Nous sommes aussi bient entourés par tous nos enfants, qui viennent régulièrement rendre une petite visite à Michel à l’heure de la récréation, par petits groupes de 4-5. Et tout notre personnel défile à tour de rôle pour bavarder un peu avec Michel et prendre de ses nouvelles. Notre équipe pédagogique nous rassure en prenant très bien en charge le travail avec les enfants, de façon très compétente. Nous leur faisons entièrement confiance.

Les jours passent et voici maintenant deux mois et demi que Michel a quitté l’hôpital et est rentré à la maison. Sa convalescence se poursuit, avec des hauts et des bas; c’est très long et loin  d’être facile, mais son état évolue lentement. A force de beaucoup de patience et de courage, il se remet petit à petit. Nous ne voyons pas encore le bout du tunnel, mais le soutien et l’affection inconditionnels de tous autour de nous est un moteur incroyable et nous aident à ne pas laisser tomber les bras et à continuer à faire face, chaque jour, aux épreuves qui se présentent. Grands et petits sont là, quotidiennement, à nos côtés et nous ne nous sommes jamais, à aucun moment, sentis seuls et abandonnés à notre triste sort. Si tous ceux qui passent par de telles épreuves pouvaient être entourés de la façon dont nous le sommes, le monde serait merveilleux. Oui, nous avons beaucoup, beaucoup de chance!!!
Evelyne

30 ans après

Notre Crianças do Mundo a 30 ans, vous le savez. Beaucoup de choses ont changé, pendant ces années. La qualité de vie, par exemple, a grimpé de belle manière. Les supermarchés ont leurs gondoles bien fournies de produits variés et divers alors qu’ils étaient tristes et avec très peu de marchandises il y a 30 ans. Les rues de notre ville qui étaient alors de terre sont maintenant asphaltées et signalisées. Les transports publics sont bien meilleurs (bien que TRÈS chers !). Et ainsi progressent des secteurs variés de la vie commerciale et urbaine.
POURTANT tout est loin d’être doré : l’Enseignement est totalement nul et en-dessous de tout, avec des écoles qui n’enseignent plus rien sinon à faire la fête ou le chambard absolu , où les professeurs n’ont plus aucune autorité, des postes de santé ou des hôpitaux municipaux qui manquent de tout (même de sparadrap !) et ne sont plus aptes à recevoir aucun patient, des crimes et assassinats sans cesse et des autorités politiques nationales et régionales corrompues jusqu’à l’os ! Et je n’exagère pas DU TOUT ! Au contraire : en vérité, la réalité est indescriptible et impossible à imaginer pour qui ne vit pas dans ce pays par ailleurs magnifique et accueillant.
Car le Brésil est un pays magnifique aux paysages très variés et parfois époustouflants, 8.000 km de côtes le long de l’Atlantique, une forêt gigantesque souvent appelée le poumon du monde (l’Amazonie), un pays aussi de gens souvent adorables et qui se plient en quatre pour vous, une fois qu’ils vous ont adoptés.
Malheureusement, au niveau politique , économique et social, c’est le chaos absolu.
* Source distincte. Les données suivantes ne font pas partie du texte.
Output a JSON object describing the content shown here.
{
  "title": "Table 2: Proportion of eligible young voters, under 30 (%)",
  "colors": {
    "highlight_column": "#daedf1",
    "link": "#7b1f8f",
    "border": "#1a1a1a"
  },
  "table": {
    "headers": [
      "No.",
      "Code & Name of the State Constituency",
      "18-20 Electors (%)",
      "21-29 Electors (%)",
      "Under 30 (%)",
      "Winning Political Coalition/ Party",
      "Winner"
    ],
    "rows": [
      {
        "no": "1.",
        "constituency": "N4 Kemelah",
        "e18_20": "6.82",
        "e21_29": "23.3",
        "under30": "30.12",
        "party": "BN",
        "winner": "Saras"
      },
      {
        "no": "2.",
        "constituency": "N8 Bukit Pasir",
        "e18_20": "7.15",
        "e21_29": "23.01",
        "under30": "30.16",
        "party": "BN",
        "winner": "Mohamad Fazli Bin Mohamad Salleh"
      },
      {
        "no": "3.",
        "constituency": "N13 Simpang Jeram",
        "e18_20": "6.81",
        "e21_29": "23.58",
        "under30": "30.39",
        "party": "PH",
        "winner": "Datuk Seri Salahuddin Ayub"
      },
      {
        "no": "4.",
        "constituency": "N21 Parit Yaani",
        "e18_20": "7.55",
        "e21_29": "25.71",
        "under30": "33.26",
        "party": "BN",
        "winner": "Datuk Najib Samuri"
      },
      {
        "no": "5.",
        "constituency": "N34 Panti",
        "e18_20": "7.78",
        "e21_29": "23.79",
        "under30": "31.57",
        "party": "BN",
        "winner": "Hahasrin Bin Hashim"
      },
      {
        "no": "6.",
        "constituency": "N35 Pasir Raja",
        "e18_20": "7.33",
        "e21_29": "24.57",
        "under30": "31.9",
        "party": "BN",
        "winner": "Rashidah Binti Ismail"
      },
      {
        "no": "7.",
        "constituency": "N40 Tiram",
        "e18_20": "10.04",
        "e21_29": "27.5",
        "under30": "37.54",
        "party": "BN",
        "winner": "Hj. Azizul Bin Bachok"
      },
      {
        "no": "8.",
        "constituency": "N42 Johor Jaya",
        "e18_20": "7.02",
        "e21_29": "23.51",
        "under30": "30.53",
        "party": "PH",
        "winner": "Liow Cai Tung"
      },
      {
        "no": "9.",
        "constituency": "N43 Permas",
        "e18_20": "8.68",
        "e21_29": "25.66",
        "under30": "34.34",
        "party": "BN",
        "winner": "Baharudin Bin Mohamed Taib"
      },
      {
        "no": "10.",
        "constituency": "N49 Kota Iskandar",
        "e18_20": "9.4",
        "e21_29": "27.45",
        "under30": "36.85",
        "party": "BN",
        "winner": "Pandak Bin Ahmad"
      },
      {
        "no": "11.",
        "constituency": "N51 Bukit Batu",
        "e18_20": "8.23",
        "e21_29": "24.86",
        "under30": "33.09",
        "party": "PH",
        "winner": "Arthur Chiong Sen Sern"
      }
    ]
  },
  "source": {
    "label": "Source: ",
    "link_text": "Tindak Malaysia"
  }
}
La corruption atteint un niveau inimaginable et la Justice procède à des arrestations de personnalités tous les jours ! Au moins, la Justice fonctionne depuis 2 ou 3 ans et l’impunité n’est plus la règle.  Important ça !

Michel

Béatrice Wairy, soeur d'Evelyne, écrit:

Le 28 juin 2017 je m’envolais vers le Brésil. Après un long voyage, je fus accueillie à l’aéroport de Belo Horizonte par Sœur Laurent-Marie et Bruno qui ont eu la gentillesse de faire 8 heures de route pour me conduire à Criancas do Mundo. Quel bonheur de retrouver ma sœur Evelyne au bout de deux ans et mon beau-frère après plus d’année encore.
Au cours de ces 15 jours passés à Criancas do Mundo, j’ai eu la joie de voir l’état de santé de Michel s’améliorer un peu au jour le jour. Malgré beaucoup de souffrances et d’efforts pour progresser , malgré des moments de découragement profond bien légitimes et compréhensibles, Michel m’a permis d’assister , comme il me l’a dit lui-même , à « sa résurrection ».  Mais, bien sûr, le bout du tunnel est encore loin et il nous reste à espérer que les jours et semaines à venir verront s’installer une amélioration durable de son état de santé.
Malgré cette situation douloureuse, tout ne fut que bonheur pendant ce séjour . Retrouver ma sœur et mon beau-frère après tant de temps et me rapprocher encore d’eux en partageant  leur vie de tous les jours et celles de leurs merveilleux enfants, Ramon, Webert, Bruno, Wander Lucio, connus il y a 19 ans lors d’un premier séjour et avec qui j’ai passé de si bons moments, faire la connaissance de leurs gentilles compagnes, retrouver également  le personnel si dévoué et accueillant, recevoir le sourire, la chaleur de tous les jeunes enfants qui ont le bonheur de fréquenter Criancas do Mundo, découvrir la magnifique boulangerie de leur aîné Rogerio et sa femme Françoise, (une belle réussite) , visiter les autres implantations, la Maison du Partage où sœur Laurent-Marie et sœur Elisabeth font un beau travail avec les habitants des favelas, l’implantation du centre ville où José-Marie et les enfants m’ont accueillie avec des chants, des danses, des fleurs et surtout leur sourire si chaleureux , …
Malgré les difficultés quotidiennes et les défis à relever , il règne à Criancas do Mundo une atmosphère particulière : celle de la tendresse, de la solidarité et de l’amour. J’y ai ressenti un sentiment de calme intérieur, de sérénité et de paix qu’il est difficile d’expliquer à celui qui n’a jamais vécu à Criancas do Mundo. Le courage de Michel et d’Evelyne qui est à ses côtés à chaque moment avec patience et sourire malgré sa grande fatigue et ses moments d’angoisse et de découragement suscitent mon admiration. Je n’ai qu’un souhait, pouvoir retourner auprès d’eux dès que possible. Ils me manquent beaucoup. Alors je vous demande à tous : continuez à les aider , à les soutenir , eux et leur merveilleuse fondation. Ils le méritent. Merci pour eux.

Béatrice Boulanger-Wairy

Carte à Michel pour la fête des Pères

Papa,

Merci pour avoir tenu ma main dans tous les moments et enseigné tant de choses sur la Vie ; tes pas sont un exemple de vie, foi et courage.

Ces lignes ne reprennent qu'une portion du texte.